I felt like he had just punched me in the gut. A double date? Luke and Bianca? He calls this a win-win situation? I mean sure, Bianca was kind of pretty. Okay she was really pretty. But she most definitely was not Luke's type. Right? I felt a hot surge of anger all of a sudden.
"No."
Nico furrowed his brow as if he were contemplating his sanity. Gods, had no girl ever had the decency to say no to this guy before? I guess there was a first time for everything.
"No," I repeated, trying to keep my voice even. "Not interesting," I muttered, turning away.
Nico, however, wouldn't let go of my arm. "Ah, I get it. You know if you want to make Captain America jealous, you could just ask y'know."
"Jealous?" I screeched. "You think I -"
I was so angry words escaped me and impulsively, my hand shot out and left an angry red mark across his face.
"Ow, chickie," Nico flinched. "What was that for?"
"What was that for?" I demanded, my voice rising with every word. This guy was fucking incredible. Did he not get the message? Gods, he really was fucking multi-talented.
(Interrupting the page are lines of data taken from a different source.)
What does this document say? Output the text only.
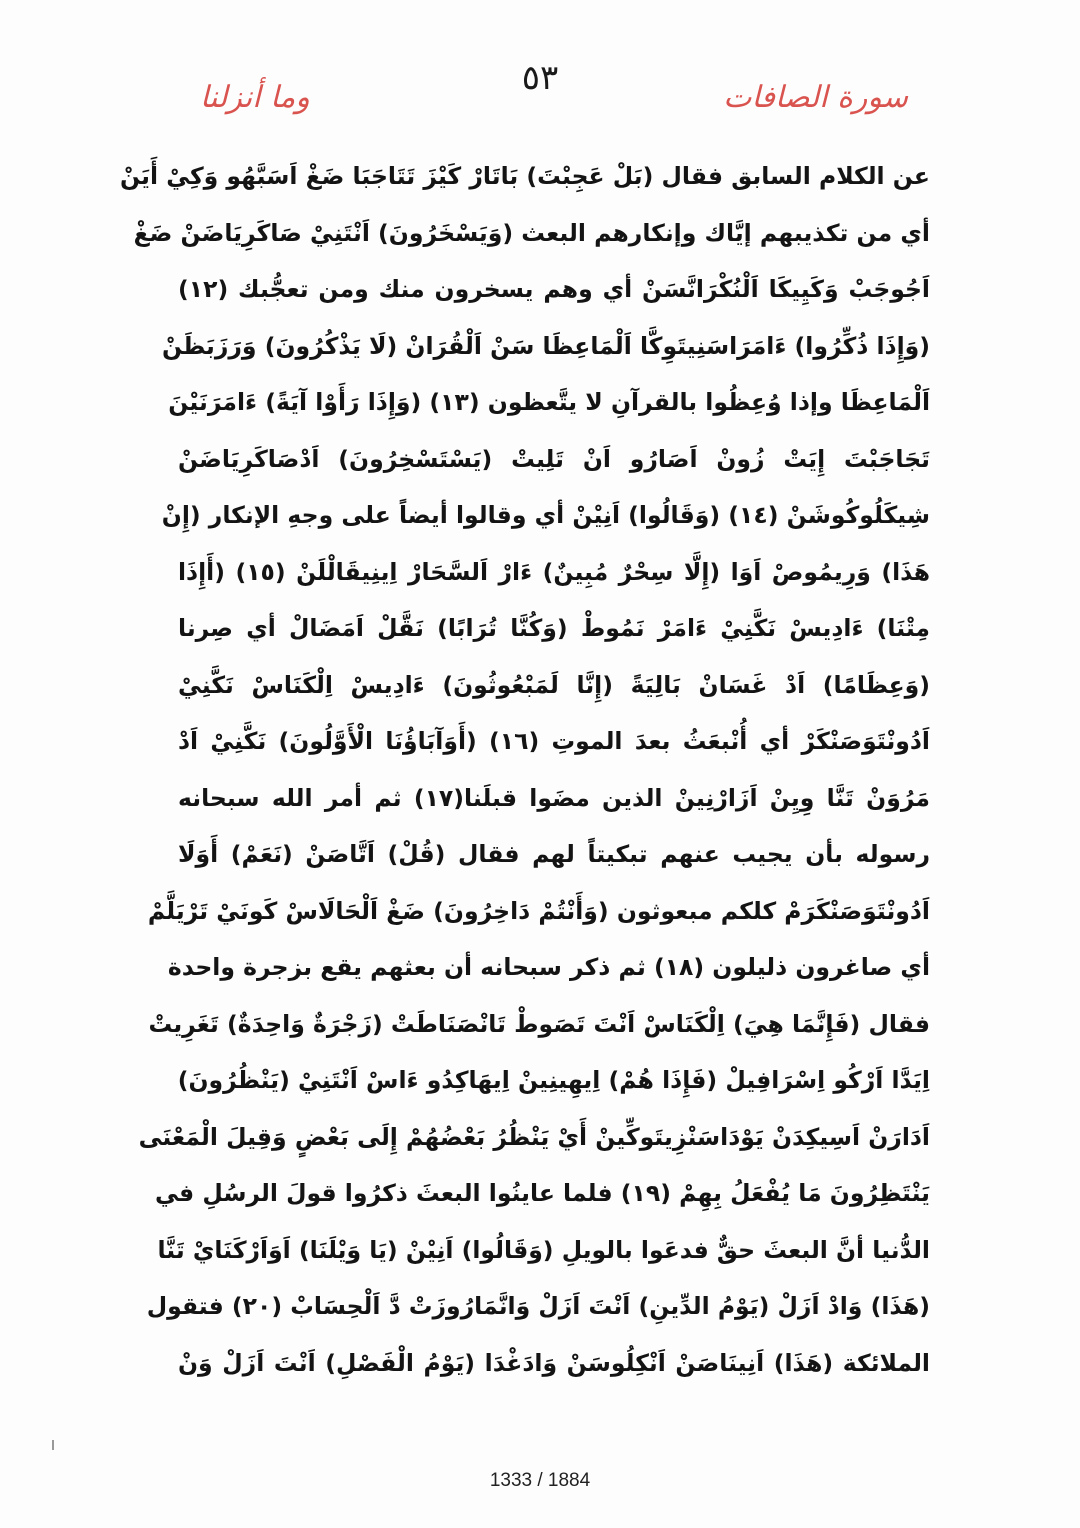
٥٣	سورة الصافات
وما أنزلنا
عن الكلام السابق فقال (بَلْ عَجِبْتَ) بَاتَارْ كَيْزَ تَتَاجَبَا ضَغْ اَسَبَّهُو وَكِيْ أَيَنْ
أي من تكذيبهم إيَّاك وإنكارهم البعث (وَيَسْخَرُونَ) اَنْتَنِيْ صَاكَرِيَاضَنْ ضَغْ
اَجُوجَبْ وَكَيِيكَا اَلْنُكْرَانَّسَنْ أي وهم يسخرون منك ومن تعجُّبك (١٢)
(وَإِذَا ذُكِّرُوا) ءَامَرَاسَنِيتَوِكَّا اَلْمَاعِظَا سَنْ اَلْقُرَانْ (لَا يَذْكُرُونَ) وَرَزَبَظَنْ
اَلْمَاعِظَا وإذا وُعِظُوا بالقرآنِ لا يتَّعظون (١٣) (وَإِذَا رَأَوْا آيَةً) ءَامَرَنَيْنَ
تَجَاجَبْتَ إِيَتْ زُونْ اَصَارُو اَنْ تَلِيتْ (يَسْتَسْخِرُونَ) اَدْصَاكَرِيَاضَنْ
شِيكَلُوكُوشَنْ (١٤) (وَقَالُوا) اَنِيْنْ أي وقالوا أيضاً على وجهِ الإنكار (إِنْ
هَذَا) وَرِيمُوصْ اَوَا (إِلَّا سِحْرٌ مُبِينٌ) ءَارْ اَلسَّحَارْ اِينِيقَالْلَنْ (١٥) (أَإِذَا
مِتْنَا) ءَادِيسْ نَكَّنِيْ ءَامَرْ نَمُوطْ (وَكُنَّا تُرَابًا) نَقَّلْ اَمَضَالْ أي صِرنا
(وَعِظَامًا) اَدْ غَسَانْ بَالِيَةً (إِنَّا لَمَبْعُوثُونَ) ءَادِيسْ اِلْكَنَاسْ نَكَّنِيْ
اَدُونْتَوَصَنْكَرْ أي أُنْبعَثُ بعدَ الموتِ (١٦) (أَوَآبَاؤُنَا الْأَوَّلُونَ) نَكَّنِيْ اَدْ
مَرُوَنْ تَنَّا وِيِنْ اَزَارْنِينْ الذين مضَوا قبلَنا(١٧) ثم أمر الله سبحانه
رسوله بأن يجيب عنهم تبكيتاً لهم فقال (قُلْ) اَتَّاصَنْ (نَعَمْ) أَوَلَا
اَدُونْتَوَصَنْكَرَمْ كلكم مبعوثون (وَأَنْتُمْ دَاخِرُونَ) ضَغْ اَلْحَالَاسْ كَونَيْ تَرْيَلَّمْ
أي صاغرون ذليلون (١٨) ثم ذكر سبحانه أن بعثهم يقع بزجرة واحدة
فقال (فَإِنَّمَا هِيَ) اِلْكَنَاسْ اَنْتَ تَصَوطْ تَانْصَنَاطَتْ (زَجْرَةٌ وَاحِدَةٌ) تَغَرِيتْ
اِيَدَّا اَرْكُو اِسْرَافِيلْ (فَإِذَا هُمْ) اِيهِينِينْ اِيهَاكِدُو ءَاسْ اَنْتَنِيْ (يَنْظُرُونَ)
اَدَارَنْ اَسِيكِدَنْ يَوْدَاسَنْزِيتَوكِّينْ أَيْ يَنْظُرُ بَعْضُهُمْ إِلَى بَعْضٍ وَقِيلَ الْمَعْنَى
يَنْتَظِرُونَ مَا يُفْعَلُ بِهِمْ (١٩) فلما عاينُوا البعثَ ذكرُوا قولَ الرسُلِ في
الدُّنيا أنَّ البعثَ حقٌّ فدعَوا بالويلِ (وَقَالُوا) اَنِيْنْ (يَا وَيْلَنَا) اَوَاَرْكَنَايْ تَنَّا
(هَذَا) وَادْ اَزَلْ (يَوْمُ الدِّينِ) اَنْتَ اَزَلْ وَانَّمَارُوزَتْ دَّ اَلْحِسَابْ (٢٠) فتقول
الملائكة (هَذَا) اَنِينَاصَنْ اَنْكِلُوسَنْ وَادَغْدَا (يَوْمُ الْفَصْلِ) اَنْتَ اَزَلْ وَنْ
1333 / 1884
He could talk and annoy the complete hell out of me at the same time.
"Honestly, chickie," he said, looking confused now. "I have no idea why on gods earth you would do that."
Before I could fling back a sharp insult the door behind me was yanked open.
"Is there a problem here?"
Luke stood in the doorway, shirtless. With nothing but a towel across his waist. I knew from the slightly bunched up way it was folded that he was wearing his boxers underneath. He had purposely put on the towel just to spite Nico. And just to spite me. The bastard.
"Yeah, there is," I growled. "I'm looking right at it," I said, giving Nico my most hate-filled, withering, soul-destroying glare. Luke often joked I could give Medusa a run for her money with my glare and now, I realized he was half right.
Nico recoiled, his gaze shifting from Luke in his well-muscled, erm, entirety and me. He looked shocked, confused and apologetic even.
"You could have told me…" he said, looking hurt now.
"What? No! He's not my -"
"I think we're done here," Luke said, in a low tone without keeping his eye off Nico. He put an arm around me and I shrugged him off.
"He is not my… " I glared at Luke.
How did things get so messed up in less than fifteen minutes. Wow, record timing Thalia. Well done.
I gave the two of them my most withering look of resentment and then pushed past Luke slamming the door shut. Then it occurred to me that I had just left two infuriatingly handsome albeit confused looking boys who hated each other locked outside the door of the hotel room. Together.
Smart move, Thalia. Smart move.
Burying my head in the pillow, I screamed into it angrily.